Refn's films -- "Pusher," made way back in 1996, "Pusher II: With Blood on My Hands" (2003), and "Pusher III: I'm the Angel of Death" (2005) -- bear an obvious similarity to "The Sopranos" and similar third-wave TV crime dramas, which the 35-year-old Danish director doesn't deny. But the "Pusher" trilogy actually began before David Chase's series reached the air, and it has a specific history, a bloody-minded intensity, a formalist structure and a moral fervor that are very much its own. (At least at New York's Cinema Village, viewers will have the choice of watching the films separately or sitting through all three in succession on the same day.)
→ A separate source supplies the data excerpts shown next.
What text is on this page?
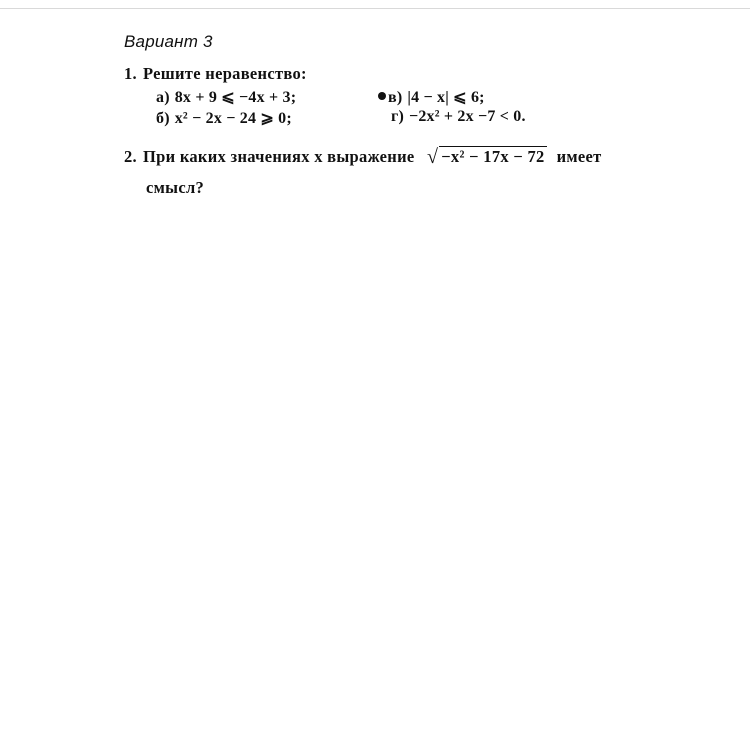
Вариант 3
1. Решите неравенство:
а) 8x + 9 ⩽ −4x + 3;
б) x² − 2x − 24 ⩾ 0;
в) |4 − x| ⩽ 6;
г) −2x² + 2x −7 < 0.
2. При каких значениях x выражение √ −x² − 17x − 72 имеет
смысл?
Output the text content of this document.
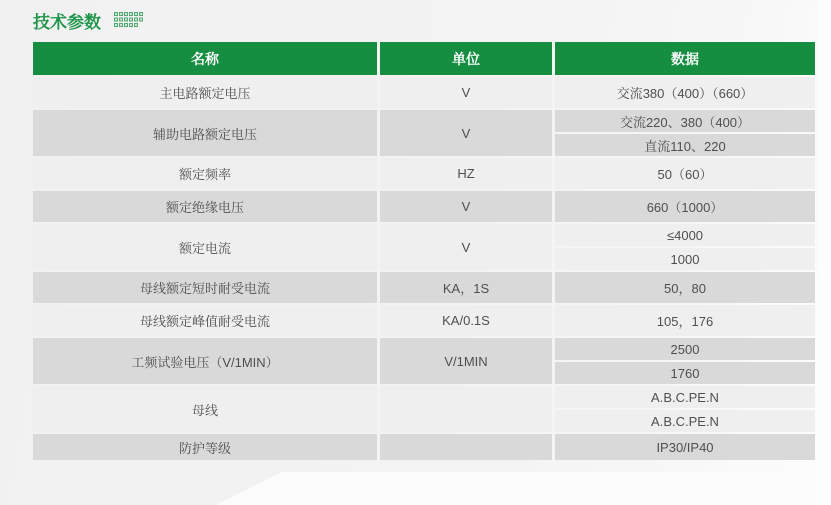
技术参数
名称	单位	数据
主电路额定电压	V	交流380（400）（660）
辅助电路额定电压	V	交流220、380（400）
		直流110、220
额定频率	HZ	50（60）
额定绝缘电压	V	660（1000）
额定电流	V	≤4000
		1000
母线额定短时耐受电流	KA，1S	50，80
母线额定峰值耐受电流	KA/0.1S	105，176
工频试验电压（V/1MIN）	V/1MIN	2500
		1760
母线		A.B.C.PE.N
		A.B.C.PE.N
防护等级		IP30/IP40
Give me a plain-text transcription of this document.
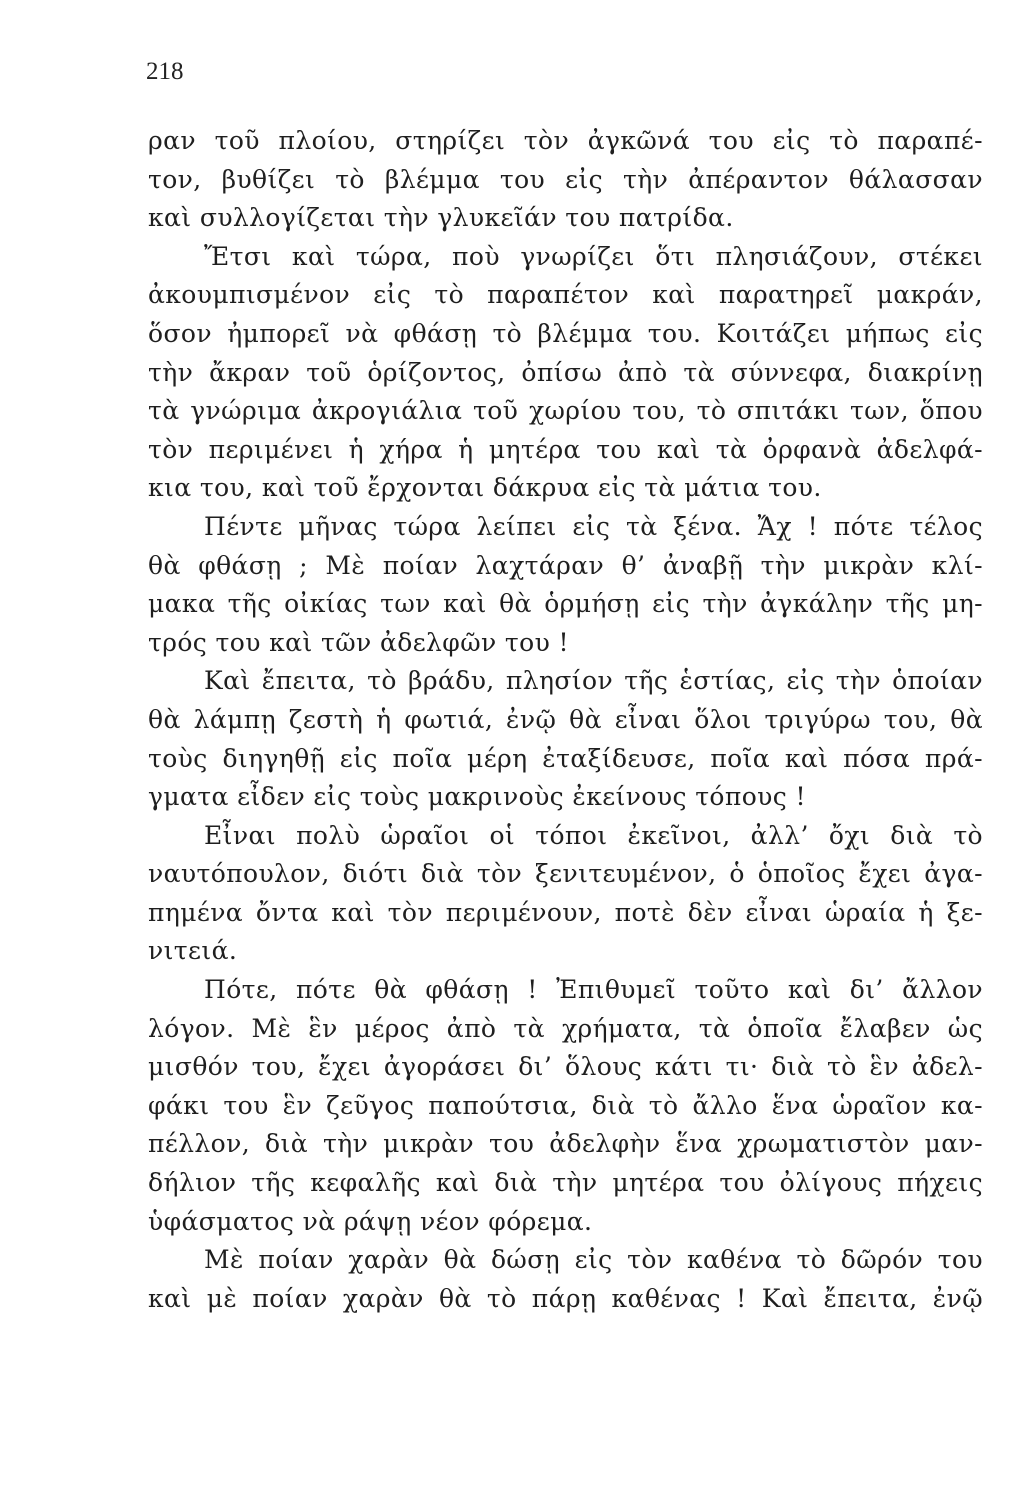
218
ραν τοῦ πλοίου, στηρίζει τὸν ἀγκῶνά του εἰς τὸ παραπέ-
τον, βυθίζει τὸ βλέμμα του εἰς τὴν ἀπέραντον θάλασσαν
καὶ συλλογίζεται τὴν γλυκεῖάν του πατρίδα.
Ἔτσι καὶ τώρα, ποὺ γνωρίζει ὅτι πλησιάζουν, στέκει
ἀκουμπισμένον εἰς τὸ παραπέτον καὶ παρατηρεῖ μακράν,
ὅσον ἠμπορεῖ νὰ φθάσῃ τὸ βλέμμα του. Κοιτάζει μήπως εἰς
τὴν ἄκραν τοῦ ὁρίζοντος, ὀπίσω ἀπὸ τὰ σύννεφα, διακρίνῃ
τὰ γνώριμα ἀκρογιάλια τοῦ χωρίου του, τὸ σπιτάκι των, ὅπου
τὸν περιμένει ἡ χήρα ἡ μητέρα του καὶ τὰ ὀρφανὰ ἀδελφά-
κια του, καὶ τοῦ ἔρχονται δάκρυα εἰς τὰ μάτια του.
Πέντε μῆνας τώρα λείπει εἰς τὰ ξένα. Ἄχ ! πότε τέλος
θὰ φθάσῃ ; Μὲ ποίαν λαχτάραν θ’ ἀναβῇ τὴν μικρὰν κλί-
μακα τῆς οἰκίας των καὶ θὰ ὁρμήσῃ εἰς τὴν ἀγκάλην τῆς μη-
τρός του καὶ τῶν ἀδελφῶν του !
Καὶ ἔπειτα, τὸ βράδυ, πλησίον τῆς ἑστίας, εἰς τὴν ὁποίαν
θὰ λάμπῃ ζεστὴ ἡ φωτιά, ἐνῷ θὰ εἶναι ὅλοι τριγύρω του, θὰ
τοὺς διηγηθῇ εἰς ποῖα μέρη ἐταξίδευσε, ποῖα καὶ πόσα πρά-
γματα εἶδεν εἰς τοὺς μακρινοὺς ἐκείνους τόπους !
Εἶναι πολὺ ὡραῖοι οἱ τόποι ἐκεῖνοι, ἀλλ’ ὄχι διὰ τὸ
ναυτόπουλον, διότι διὰ τὸν ξενιτευμένον, ὁ ὁποῖος ἔχει ἀγα-
πημένα ὄντα καὶ τὸν περιμένουν, ποτὲ δὲν εἶναι ὡραία ἡ ξε-
νιτειά.
Πότε, πότε θὰ φθάσῃ ! Ἐπιθυμεῖ τοῦτο καὶ δι’ ἄλλον
λόγον. Μὲ ἓν μέρος ἀπὸ τὰ χρήματα, τὰ ὁποῖα ἔλαβεν ὡς
μισθόν του, ἔχει ἀγοράσει δι’ ὅλους κάτι τι· διὰ τὸ ἓν ἀδελ-
φάκι του ἓν ζεῦγος παπούτσια, διὰ τὸ ἄλλο ἕνα ὡραῖον κα-
πέλλον, διὰ τὴν μικρὰν του ἀδελφὴν ἕνα χρωματιστὸν μαν-
δήλιον τῆς κεφαλῆς καὶ διὰ τὴν μητέρα του ὀλίγους πήχεις
ὑφάσματος νὰ ράψῃ νέον φόρεμα.
Μὲ ποίαν χαρὰν θὰ δώσῃ εἰς τὸν καθένα τὸ δῶρόν του
καὶ μὲ ποίαν χαρὰν θὰ τὸ πάρῃ καθένας ! Καὶ ἔπειτα, ἐνῷ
Refn, who was born in Denmark but spent his formative years in New York, is himself something of a cultural hybrid, almost a man without a country. "Pusher" was his first film, born of his teen addiction to the American crime movies he watched on TV or in the long-gone grind houses of pre-Disney-fied Times Square. "Nobody made films like that in Denmark," Refn tells me during an interview at the Manhattan office of Magnolia Pictures, his distributor. "It was something new, and it showed people over there that there was potential in that kind of material."
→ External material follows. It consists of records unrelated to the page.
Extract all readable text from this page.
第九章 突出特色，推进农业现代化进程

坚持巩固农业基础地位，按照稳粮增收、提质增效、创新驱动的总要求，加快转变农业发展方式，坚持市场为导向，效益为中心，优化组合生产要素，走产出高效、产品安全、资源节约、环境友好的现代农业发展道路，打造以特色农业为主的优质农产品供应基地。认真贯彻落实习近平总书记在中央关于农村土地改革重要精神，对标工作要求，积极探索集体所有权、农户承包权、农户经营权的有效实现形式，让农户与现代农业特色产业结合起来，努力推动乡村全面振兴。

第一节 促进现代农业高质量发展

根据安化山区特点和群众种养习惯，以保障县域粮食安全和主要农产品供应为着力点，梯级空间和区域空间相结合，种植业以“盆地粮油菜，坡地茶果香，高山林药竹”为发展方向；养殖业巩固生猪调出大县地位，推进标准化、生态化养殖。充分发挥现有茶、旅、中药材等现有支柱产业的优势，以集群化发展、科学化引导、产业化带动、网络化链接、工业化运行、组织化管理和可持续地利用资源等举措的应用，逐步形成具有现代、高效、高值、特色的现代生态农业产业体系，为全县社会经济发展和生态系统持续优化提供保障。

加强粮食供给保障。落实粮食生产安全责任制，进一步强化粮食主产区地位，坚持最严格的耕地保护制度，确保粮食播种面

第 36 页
"Pusher" begins as a fairly standard '90s crime saga, almost an open imitation of Quentin Tarantino. We're following Frank (Kim Bodnia) and Tonny (Mads Mikkelsen), a couple of lowlifes and screw-ups who are getting in deeper and deeper trouble with their employer, an avuncular Balkan immigrant named Milo (Zlatko Buric), who is one of the city's biggest drug dealers. But something happens on the way to the film's haunting and ambiguous conclusion: Frank gradually moves front and center, and the story becomes as much about his self-hatred and strangled emotional life as about whether he will survive these adventures.

"Even when I made the first film, when I was 24 years old," Refn says, "I realized that I wasn't interested in drugs or violence. I don't know anything about that. I don't drink and I don't smoke. I was interested in the vulnerability of the characters. That to me was where the real drama lay. The environment of crime and drugs was like a shell, and it was a question of what I put into that shell. I find people's vulnerability much more dangerous than their physical danger, their psychotic behavior, or the fact that they're high on drugs or whatever. Their vulnerability is actually much more frightening.

"I made 'Pusher,' to begin with, because I liked gangster films and I had seen a lot of gangster films. And I shot it in chronological order; I always do that: scene 1, scene 2, scene 3, scene 4. Halfway through that, I began to realize that I was more interested in the emotional lives of the characters, the morality tale. So 'Pusher' is like two different half-movies. Suddenly the film switches focus and becomes about the descent of this man who's incapable of showing his emotions. That takes over and becomes the driving force."

When "Pusher" was released, it made a modest splash in Denmark and went unnoticed elsewhere. Refn moved on to other projects, becoming one of those directors who hover on the fringes of the international film scene without finding the right opportunity. He made a semi-experimental film in Denmark called "Bleeder" that has some admirers but got the Danish actors union exercised over his alleged working conditions. ("It was quite silly," he has said of the episode. "They claimed I'd put actors through unnecessary psychological pain, but it was basically a union wanting to show they were worth something. It was insane, stupid ... but it didn't hurt me.") He came back to America in 2002 to direct John Turturro and Deborah Kara in "Fear X," a murky, moody "Memento"-esque mystery that critics either loved or hated, but that attracted almost no audience.